“Jesus called them together and said, ‘You know that the rulers of the Gentiles lord it over them, and their high officials exercise authority over them. Not so with you. Instead, whoever wants to become great among you must be your servant.'” — Matthew 20:25-26
It’s important to understand as we start today that you are a leader. Each one of you. You could be a mom, a dad, an older brother, an older sister, a coach, a teacher, a pastor, a grandparent, a principal, a supervisor, a boss, a manager, a captain, a class officer. You name it. Whoever is reading this devotion is placed in some leadership role.
I remember a time in my life where the passing of the torch came to me. My role was changing from being just an assistant. I was nervous, I was a little intimidated, and quite honestly I felt like Joshua — scared!
In Joshua 1, Moses is passing the torch. His time of leading the Israelites has come to an end and his successor is Joshua. There’s no doubt Joshua was scared, nervous, intimidated, apprehensive and anxious — some of the same feelings we may have when we feel inadequate but called to lead. Over and over, God tells Joshua to be courageous. “Don’t be afraid Joshua, have courage.”
I’ve learned these four quality traits are imperative for leaders when leading:
LOVE: As leaders, let us love. Love what we do, but more importantly, love the ones we get to do it with. That could mean family, co-workers, players, staff, etc. Remember that true love has no agenda. It is unconditional. God commands us in Mark 12:30-31 to love the Lord your God with all your heart, soul, mind and strength, and then to love others as yourself. True leaders love. They love God and they love others. The author Jon Gordon tells us, “Let’s love tough, rather than tough love.” Remember, no one really cares how much you know until they know how much you care. Prioritize love.
ENERGY: Leadership involves enthusiasm. Have energy while you lead. Lead with passion. The old King James word is “zeal.” Leaders need to be excited about what they do and, again, about who they get to do it with. It’s crucial as leaders to have passion and be excited about your work, your job, your project. I guarantee those who follow you will notice that energy and passion and most likely get excited about following you. Followers will most likely buy into the man before the plan. Lead with passion, lead with energy, lead with enthusiasm, lead with excitement. Be sure to attack the day rather than letting the day attack you.
ATTITUDE: As Pastor Charles Swindoll reminds us, “I am convinced that life is 10 percent what happens to you and 90 percent how you react to it.” Leaders need to be positive. Is the glass half empty or half full? Make lemonade out of lemons. Change your “have to” into your “get to.” Realize that everything in life happens “for you” not “to you.” Choose to grow through life rather than just go through life. You can either be comfortable or grow, you cannot have both. And your attitude has a huge impact on others. Do you react? Or do you respond? Those following you will notice your attitude during the tough times, when you’re in the valley. Remember, easy does not change you. Embrace the challenge, embrace the pain, embrace the hard, and do it with a good attitude!
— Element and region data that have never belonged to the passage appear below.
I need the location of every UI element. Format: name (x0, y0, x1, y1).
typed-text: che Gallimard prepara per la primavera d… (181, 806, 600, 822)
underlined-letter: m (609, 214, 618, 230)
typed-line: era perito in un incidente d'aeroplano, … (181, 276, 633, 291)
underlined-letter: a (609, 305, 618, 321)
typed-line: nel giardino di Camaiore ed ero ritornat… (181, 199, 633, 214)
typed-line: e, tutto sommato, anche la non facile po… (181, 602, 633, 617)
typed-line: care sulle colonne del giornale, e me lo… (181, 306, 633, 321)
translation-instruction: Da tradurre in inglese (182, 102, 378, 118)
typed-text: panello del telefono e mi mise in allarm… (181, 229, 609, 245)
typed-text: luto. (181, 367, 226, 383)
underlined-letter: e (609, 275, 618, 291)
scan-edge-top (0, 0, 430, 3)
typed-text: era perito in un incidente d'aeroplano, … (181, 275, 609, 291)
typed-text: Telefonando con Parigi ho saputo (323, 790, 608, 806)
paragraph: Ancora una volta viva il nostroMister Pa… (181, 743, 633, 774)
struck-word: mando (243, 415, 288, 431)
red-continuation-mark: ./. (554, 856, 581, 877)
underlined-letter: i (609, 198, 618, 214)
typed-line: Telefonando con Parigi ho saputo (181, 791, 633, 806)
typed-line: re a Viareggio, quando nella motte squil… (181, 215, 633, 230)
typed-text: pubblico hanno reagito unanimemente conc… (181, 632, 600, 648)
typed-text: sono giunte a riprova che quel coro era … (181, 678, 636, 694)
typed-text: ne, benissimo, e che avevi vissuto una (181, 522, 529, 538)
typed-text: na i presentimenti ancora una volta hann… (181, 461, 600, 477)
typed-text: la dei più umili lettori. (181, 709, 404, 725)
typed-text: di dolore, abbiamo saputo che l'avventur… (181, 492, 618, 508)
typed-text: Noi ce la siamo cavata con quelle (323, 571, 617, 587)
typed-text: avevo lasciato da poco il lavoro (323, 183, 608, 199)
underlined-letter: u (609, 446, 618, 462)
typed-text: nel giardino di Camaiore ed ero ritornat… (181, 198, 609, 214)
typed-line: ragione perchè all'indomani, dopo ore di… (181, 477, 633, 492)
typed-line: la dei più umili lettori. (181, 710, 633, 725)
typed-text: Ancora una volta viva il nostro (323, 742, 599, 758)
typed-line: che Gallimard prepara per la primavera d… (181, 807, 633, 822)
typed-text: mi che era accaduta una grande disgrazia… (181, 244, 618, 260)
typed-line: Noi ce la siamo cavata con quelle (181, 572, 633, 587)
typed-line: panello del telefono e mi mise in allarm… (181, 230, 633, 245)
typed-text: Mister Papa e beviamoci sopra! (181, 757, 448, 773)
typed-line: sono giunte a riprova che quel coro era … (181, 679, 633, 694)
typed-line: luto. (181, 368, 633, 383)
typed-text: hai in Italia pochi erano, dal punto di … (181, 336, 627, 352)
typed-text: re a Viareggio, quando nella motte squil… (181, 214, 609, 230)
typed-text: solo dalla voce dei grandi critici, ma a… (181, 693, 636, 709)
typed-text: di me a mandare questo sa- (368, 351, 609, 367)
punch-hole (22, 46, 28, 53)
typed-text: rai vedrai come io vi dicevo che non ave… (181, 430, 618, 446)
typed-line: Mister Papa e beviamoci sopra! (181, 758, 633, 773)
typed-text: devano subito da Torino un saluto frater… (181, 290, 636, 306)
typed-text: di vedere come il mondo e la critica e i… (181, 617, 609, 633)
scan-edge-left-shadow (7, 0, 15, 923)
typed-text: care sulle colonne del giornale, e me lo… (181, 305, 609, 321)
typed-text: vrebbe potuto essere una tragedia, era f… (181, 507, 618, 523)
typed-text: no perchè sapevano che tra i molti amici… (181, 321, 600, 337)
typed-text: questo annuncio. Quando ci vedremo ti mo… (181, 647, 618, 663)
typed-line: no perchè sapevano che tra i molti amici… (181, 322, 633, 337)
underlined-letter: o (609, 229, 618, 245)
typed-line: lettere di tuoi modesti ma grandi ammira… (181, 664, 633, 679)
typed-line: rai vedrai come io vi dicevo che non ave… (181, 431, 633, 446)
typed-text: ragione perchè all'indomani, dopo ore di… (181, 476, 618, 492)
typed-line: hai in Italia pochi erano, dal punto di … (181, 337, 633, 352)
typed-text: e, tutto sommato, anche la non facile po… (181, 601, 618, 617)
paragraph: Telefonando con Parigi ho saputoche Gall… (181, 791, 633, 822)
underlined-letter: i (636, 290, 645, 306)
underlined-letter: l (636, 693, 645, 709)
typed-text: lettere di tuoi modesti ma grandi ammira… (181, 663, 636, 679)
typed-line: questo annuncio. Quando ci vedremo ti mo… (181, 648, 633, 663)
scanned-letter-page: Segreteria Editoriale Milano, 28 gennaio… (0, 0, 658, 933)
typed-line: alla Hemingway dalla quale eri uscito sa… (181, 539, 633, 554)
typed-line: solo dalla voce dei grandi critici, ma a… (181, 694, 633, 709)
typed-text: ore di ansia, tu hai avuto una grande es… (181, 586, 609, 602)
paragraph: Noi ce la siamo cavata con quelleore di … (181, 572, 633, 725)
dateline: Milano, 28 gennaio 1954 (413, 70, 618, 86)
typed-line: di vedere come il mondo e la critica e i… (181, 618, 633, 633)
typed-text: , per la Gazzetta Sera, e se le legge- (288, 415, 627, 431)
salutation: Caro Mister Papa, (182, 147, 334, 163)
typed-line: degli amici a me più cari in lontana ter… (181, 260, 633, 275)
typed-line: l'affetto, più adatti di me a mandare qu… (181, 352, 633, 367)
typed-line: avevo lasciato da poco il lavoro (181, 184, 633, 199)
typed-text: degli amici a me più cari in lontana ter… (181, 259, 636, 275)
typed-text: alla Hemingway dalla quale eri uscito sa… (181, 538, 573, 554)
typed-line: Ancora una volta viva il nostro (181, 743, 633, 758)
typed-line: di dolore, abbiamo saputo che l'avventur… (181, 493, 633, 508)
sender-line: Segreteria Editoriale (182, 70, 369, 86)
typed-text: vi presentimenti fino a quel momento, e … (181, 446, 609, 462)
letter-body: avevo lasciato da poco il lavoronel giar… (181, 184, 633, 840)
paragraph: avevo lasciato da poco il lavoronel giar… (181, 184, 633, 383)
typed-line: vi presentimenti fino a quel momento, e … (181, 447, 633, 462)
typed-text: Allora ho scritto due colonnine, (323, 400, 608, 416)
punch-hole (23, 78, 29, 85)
DETERMINED: Webster’s dictionary defines determined as “having reached a decision: firmly resolved.” Someone who is determined is decisive, firm, intent, purposeful and resolved. The opposition of determination is hesitance, faltering, indecision and wavering. Leaders lead with determination. Set goals. Reward your followers. What you reward gets repeated. Be focused and stay on task. Instill this quality trait in others by living it, not just speaking about it. As Vince Lombardi said, “Life’s battles don’t always go to the stronger or faster man. But sooner or later, the man who wins is the man who thinks he can.” Be determined in your goals and decisions when leading. Take action, seek advice and remain humble. Remember, you do not have to be great to serve, but you must serve to be great.